Home on the Range
July 28, 2013
Tweets arrive regularly in my garden, via bird.
They seem cheerful enough, though hard to translate. Much like the tweets that arrive via phone. Intriguing, if hard to grasp.
They're full of hashtags, @ signs and unlikely trends, like bun-rolling.
Which sounds promising. I've long admired those morning buns that meld two traditions — the buttery croissant and the crumble-topped cinnamon roll — into a single swirl of breakfast deliciousness.
Morning buns are popular at bakeries plagued by leftover croissant dough. A problem I aspire to but do not share. So I switch to puff pastry, which is available in the freezer case, all the time.

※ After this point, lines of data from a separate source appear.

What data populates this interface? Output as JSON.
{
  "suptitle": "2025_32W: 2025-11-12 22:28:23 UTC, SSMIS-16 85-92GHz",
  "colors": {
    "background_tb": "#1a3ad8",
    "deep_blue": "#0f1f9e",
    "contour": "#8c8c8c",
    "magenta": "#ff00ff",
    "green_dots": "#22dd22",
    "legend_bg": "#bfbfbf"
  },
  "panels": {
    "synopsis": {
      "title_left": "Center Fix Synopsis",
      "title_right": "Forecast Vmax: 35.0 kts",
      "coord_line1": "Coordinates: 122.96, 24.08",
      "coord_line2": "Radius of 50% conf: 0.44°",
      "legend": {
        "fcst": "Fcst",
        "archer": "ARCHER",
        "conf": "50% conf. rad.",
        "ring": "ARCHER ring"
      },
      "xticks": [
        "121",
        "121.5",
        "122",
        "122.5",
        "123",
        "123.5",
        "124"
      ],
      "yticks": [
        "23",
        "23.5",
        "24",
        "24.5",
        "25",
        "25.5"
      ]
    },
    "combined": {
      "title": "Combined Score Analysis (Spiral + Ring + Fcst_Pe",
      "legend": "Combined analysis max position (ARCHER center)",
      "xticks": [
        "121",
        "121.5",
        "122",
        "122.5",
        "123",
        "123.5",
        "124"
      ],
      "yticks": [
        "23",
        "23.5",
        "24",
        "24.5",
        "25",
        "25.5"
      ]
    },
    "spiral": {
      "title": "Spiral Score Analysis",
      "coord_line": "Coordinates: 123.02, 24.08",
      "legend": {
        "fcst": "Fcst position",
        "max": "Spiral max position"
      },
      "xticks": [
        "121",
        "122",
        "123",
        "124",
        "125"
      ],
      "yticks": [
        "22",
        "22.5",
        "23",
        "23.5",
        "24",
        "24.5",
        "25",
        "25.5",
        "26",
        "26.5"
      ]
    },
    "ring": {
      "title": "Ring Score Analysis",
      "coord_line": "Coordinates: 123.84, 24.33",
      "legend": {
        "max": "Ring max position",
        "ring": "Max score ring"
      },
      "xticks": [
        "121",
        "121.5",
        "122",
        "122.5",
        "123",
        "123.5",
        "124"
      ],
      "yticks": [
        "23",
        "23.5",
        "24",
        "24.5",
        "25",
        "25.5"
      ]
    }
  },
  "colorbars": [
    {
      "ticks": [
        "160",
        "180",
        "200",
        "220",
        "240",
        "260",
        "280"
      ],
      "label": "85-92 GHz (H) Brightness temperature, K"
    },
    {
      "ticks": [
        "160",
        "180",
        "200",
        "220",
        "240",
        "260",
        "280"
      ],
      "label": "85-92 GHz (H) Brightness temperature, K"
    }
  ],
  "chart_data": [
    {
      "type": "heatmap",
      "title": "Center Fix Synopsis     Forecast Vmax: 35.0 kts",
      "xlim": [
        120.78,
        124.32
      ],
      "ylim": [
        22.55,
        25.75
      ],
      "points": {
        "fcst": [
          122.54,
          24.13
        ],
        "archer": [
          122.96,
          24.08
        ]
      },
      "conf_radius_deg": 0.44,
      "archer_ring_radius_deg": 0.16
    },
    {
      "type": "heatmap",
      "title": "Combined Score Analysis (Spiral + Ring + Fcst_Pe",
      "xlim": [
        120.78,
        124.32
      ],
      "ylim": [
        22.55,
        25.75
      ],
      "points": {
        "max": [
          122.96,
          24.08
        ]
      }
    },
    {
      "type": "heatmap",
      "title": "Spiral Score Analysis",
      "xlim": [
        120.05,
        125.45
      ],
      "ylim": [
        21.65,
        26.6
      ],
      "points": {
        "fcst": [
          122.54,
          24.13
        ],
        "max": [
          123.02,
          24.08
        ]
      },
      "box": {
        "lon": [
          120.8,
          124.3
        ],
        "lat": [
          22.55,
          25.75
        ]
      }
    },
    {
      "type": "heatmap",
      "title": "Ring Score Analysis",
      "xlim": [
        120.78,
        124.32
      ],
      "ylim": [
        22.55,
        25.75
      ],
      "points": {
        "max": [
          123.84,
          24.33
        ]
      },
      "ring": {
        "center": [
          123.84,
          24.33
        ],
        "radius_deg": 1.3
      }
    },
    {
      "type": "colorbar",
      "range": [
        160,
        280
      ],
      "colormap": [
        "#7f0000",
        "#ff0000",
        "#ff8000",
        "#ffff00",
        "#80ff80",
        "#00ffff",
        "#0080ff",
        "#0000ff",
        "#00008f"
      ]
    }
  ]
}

I unfold it flat and smooth on a layer of cinnamon crumble. Then, attempting trendy, I roll, vigorously, and bake.
The hot buns come out of the oven flaky, sweet and cinnamon-crumbled. They're good enough to tweet.
Though, I hear, this is not what's meant by bun-rolling.
Prep: 20 minutes
Bake: 30 minutes
Butter, for pans
½ cup chopped pecans, toasted and cooled
¾ cup sugar
1 1/2 teaspoons ground cinnamon
1 teaspoon finely grated orange zest
¼ teaspoon salt
1 package (about 1 pound) all-butter puff pastry, such as DuFour brand, defrosted
Butter a 12-muffin tin.
In a small bowl toss together nuts, 1/2 cup of the sugar, cinnamon, zest and salt.
On a lightly floured work surface, unfold puff pastry to a rectangle. Scatter on nut mix, pressing gently.
Starting at one long edge, roll up pastry into a log. Slice crosswise into 12 pucks, each about 1-inch thick. Set pucks into muffin tin, twirl-side up.
Slide into a 375-degree oven and bake until fully puffed and golden, about 30 minutes. Turn out. Pile buns into a big bowl. Sprinkle with remaining ¼ cup sugar, tossing to coat. Devour warm.